Ce n'est pas suffisant d'expliquer objectivement et scientifiquement
que l'avortement provoqué est un assassinat prénatal dès la conception.
Montrer que c'est mal ne supprimera en rien le besoin d'avortement.
Ce besoin est certes un besoin monstrueux par rapport à l'inconscient
maternel féminin. L'important est d'analyser les causes qui poussent
la femme à l'avortement afin d'y remédier. Bien des partisans
de l'avortement reconnaissent que ce n'est pas la solution et
qu'il ne faut s'y résoudre "qu'en attendant". En attendant quoi
? Le miracle qui changera la situation. C'est exactement l'inverse
qu'il faut faire : dans son exposé des motifs la proposition de
loi Peyret reconnaît la nécessité de mesures sociales et familiales,
mais propose la solution de l'avortement pour les rendre inutiles.
Ce sont ces mesures qu'il faut prendre d'urgence et voir leurs
effets sur l'avortement clandestin.
C'est
une grave déficience de la proposition de loi que de ne pas être
au niveau de la loi Neuwirth sur la contraception qui prévoyait
une organisation de l'éducation sexuelle. II est vrai que cet
aspect de la loi n'a pas été appliqué et qu'on en est resté à
la distribution de contraceptifs dont certains sont abortifs.
Une loi sur l'avortement ne doit pas le légaliser, ni l'interdire,
mais proposer les moyens d'en supprimer le besoin.

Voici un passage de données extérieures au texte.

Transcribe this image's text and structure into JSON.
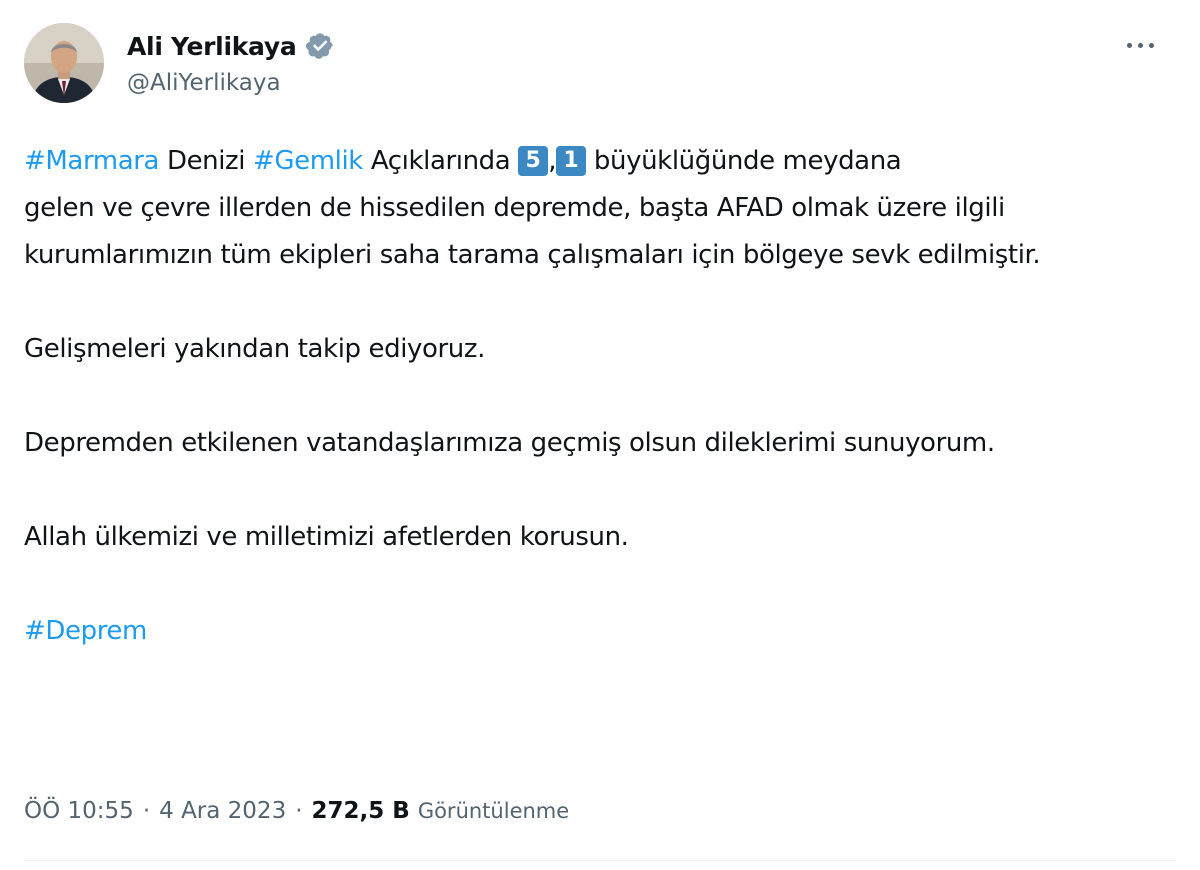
{
  "author": {
    "name": "Ali Yerlikaya",
    "handle": "@AliYerlikaya",
    "verified_icon": "verified-badge-icon",
    "verified_color": "#829aab"
  },
  "tweet": {
    "line1": {
      "tag1": "#Marmara",
      "text1": " Denizi ",
      "tag2": "#Gemlik",
      "text2": " Açıklarında  ",
      "key1": "5",
      "comma": ",",
      "key2": "1",
      "text3": "  büyüklüğünde meydana"
    },
    "para1_rest": "gelen ve çevre illerden de hissedilen depremde, başta AFAD olmak üzere ilgili kurumlarımızın tüm ekipleri saha tarama çalışmaları için bölgeye sevk edilmiştir.",
    "para2": "Gelişmeleri yakından takip ediyoruz.",
    "para3": "Depremden etkilenen vatandaşlarımıza geçmiş olsun dileklerimi sunuyorum.",
    "para4": "Allah ülkemizi ve milletimizi afetlerden korusun.",
    "hashtag_footer": "#Deprem"
  },
  "meta": {
    "time": "ÖÖ 10:55",
    "separator": "·",
    "date": "4 Ara 2023",
    "views_count": "272,5 B",
    "views_label": "Görüntülenme"
  },
  "colors": {
    "link": "#1d9bf0",
    "text": "#0f1419",
    "secondary": "#536471",
    "keycap": "#3b88c3"
  },
  "icons": {
    "more": "more-options-icon"
  }
}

Devant l'ampleur de l'avortement nous avons le tort de penser
que cela concerne les intéressés et le gouvernement. En fait c'est
comme tous les problèmes humains, l'affaire de tous, nécessitant
à l'opposé de l'anarchie libertaire ou du libéralisme ou totalitarisme
étatique, une prise en charge communautaire amicale. La femme
qui se découvre enceinte et pense que cela ne lui est pas possible,
a besoin immédiatement d'une aide psychologique, d'un soutien,
d'une amitié cordiale. Elle aura certes besoin d'aide matérielle,
mais immédiatement il faut la sortir de l'angoisse et de l'affolement.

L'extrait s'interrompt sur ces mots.